First, Ohio recognizes a series of claims available to targets of false statements. These include defamation, slander, slander per se, and libel, false light/invasion of privacy and potentially civil conspiracy if others are involved in the gossip-mongering.

Defamation, which includes both libel and slander, is a false publication causing injury to a person's reputation, exposing the person to public hatred, contempt, ridicule, shame or disgrace, or affecting the person adversely in his or her trade or business. Generally, slander refers to spoken defamatory words and libel refers to written defamatory words.

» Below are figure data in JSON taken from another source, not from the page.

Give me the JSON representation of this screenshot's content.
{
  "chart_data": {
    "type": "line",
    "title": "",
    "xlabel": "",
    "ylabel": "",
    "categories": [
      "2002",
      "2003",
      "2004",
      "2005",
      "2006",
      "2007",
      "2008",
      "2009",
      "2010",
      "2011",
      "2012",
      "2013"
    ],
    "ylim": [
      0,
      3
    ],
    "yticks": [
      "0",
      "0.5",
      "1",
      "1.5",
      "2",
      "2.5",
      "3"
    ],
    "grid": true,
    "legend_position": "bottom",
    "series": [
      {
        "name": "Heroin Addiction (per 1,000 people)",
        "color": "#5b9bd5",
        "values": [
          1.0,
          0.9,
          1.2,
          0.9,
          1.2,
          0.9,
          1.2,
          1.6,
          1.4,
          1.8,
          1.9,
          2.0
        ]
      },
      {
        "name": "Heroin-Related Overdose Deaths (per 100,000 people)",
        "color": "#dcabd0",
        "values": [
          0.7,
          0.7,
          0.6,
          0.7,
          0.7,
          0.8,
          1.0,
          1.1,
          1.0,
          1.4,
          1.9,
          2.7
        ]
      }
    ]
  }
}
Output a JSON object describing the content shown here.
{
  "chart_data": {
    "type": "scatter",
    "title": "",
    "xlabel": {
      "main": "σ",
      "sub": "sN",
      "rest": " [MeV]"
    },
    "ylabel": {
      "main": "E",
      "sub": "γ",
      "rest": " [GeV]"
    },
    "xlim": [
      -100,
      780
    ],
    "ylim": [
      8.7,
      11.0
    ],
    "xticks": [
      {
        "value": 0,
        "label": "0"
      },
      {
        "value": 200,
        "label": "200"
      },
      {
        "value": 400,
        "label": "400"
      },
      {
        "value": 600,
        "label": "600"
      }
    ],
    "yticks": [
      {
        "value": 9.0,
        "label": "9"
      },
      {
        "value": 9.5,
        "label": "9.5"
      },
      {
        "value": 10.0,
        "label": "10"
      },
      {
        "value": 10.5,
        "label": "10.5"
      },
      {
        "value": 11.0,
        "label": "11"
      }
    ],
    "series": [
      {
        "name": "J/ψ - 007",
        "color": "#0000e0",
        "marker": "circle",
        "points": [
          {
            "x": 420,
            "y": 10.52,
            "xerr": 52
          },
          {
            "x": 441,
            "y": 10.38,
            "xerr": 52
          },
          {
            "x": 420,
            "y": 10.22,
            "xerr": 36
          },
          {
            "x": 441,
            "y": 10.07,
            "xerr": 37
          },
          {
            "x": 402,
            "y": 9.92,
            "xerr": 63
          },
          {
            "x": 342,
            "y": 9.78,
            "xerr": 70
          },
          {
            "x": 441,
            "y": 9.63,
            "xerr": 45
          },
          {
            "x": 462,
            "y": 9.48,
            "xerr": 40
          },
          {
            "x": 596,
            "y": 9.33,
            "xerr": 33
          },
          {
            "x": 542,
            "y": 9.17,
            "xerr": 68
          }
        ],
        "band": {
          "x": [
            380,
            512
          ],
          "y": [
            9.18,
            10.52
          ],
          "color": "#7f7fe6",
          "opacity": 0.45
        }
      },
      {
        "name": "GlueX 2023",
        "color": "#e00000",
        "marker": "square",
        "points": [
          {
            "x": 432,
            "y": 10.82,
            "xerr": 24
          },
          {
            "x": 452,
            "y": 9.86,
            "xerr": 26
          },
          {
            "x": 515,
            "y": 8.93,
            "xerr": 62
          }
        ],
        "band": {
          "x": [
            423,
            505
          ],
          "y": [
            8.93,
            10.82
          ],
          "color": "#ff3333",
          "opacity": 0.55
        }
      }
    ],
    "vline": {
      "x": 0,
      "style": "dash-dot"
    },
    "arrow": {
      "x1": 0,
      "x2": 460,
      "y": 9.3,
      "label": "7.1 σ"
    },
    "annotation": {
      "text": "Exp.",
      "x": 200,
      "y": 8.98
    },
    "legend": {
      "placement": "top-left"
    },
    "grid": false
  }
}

To succeed on a claim of defamation, the accused must demonstrate (1) that a false statement was made, (2) that the statement was defamatory, (3) that the statement was published, (4) that the plaintiff suffered injury as a proximate result of the publication, and (5) that the defendant acted with the required degree of fault in publishing the statement." Further, to survive a motion for summary judgment in a defamation case, the plaintiff must make a sufficient showing on each of the five essential elements.

The United States Supreme Court "has repeatedly reminded us that almost all speech is protected other than 'in a few limited areas.' " Novak v. Parma, 932 F.3d 421, 427 (6th Cir.2019), quoting United States v. Stevens, 559 U.S. 460, 468 (2010) (the "limited areas" of speech not protected by the First Amendment include speech expressed as part of a crime, obscene expression, incitement, and fraud).


Accusers will wander into legal peril if they falsely accused another private person of illegal sexual activity, for instance, that other people may believe is an actual fact.

There are certain accusations that are so patently offensive as to constitute defamation per se. A statement can be defamation "per se," in which both damages and the requisite degree of fault are presumed, where the statement tends to injure a person in his or her trade, profession, or occupation.


Ohio law provides more protection to private people than public figures in terms of a lower bar (negligence) versus the higher bar to recover from public figures (actual malice). However, it has been our experience that most false accusations against a private person that are false come from a place of “actual malice”.

Truth is always a defense to defamation. If a man is accused of rape, let’s say, and he suffers provable damages as a result of this accusation and the accusation is proven to be false, he may be able to recover damages from the accuser.

NOTE: every case is unique and turns on small facts. It is best to receive legal advice from a lawyer familiar with false accusations before deciding to sue an accuser.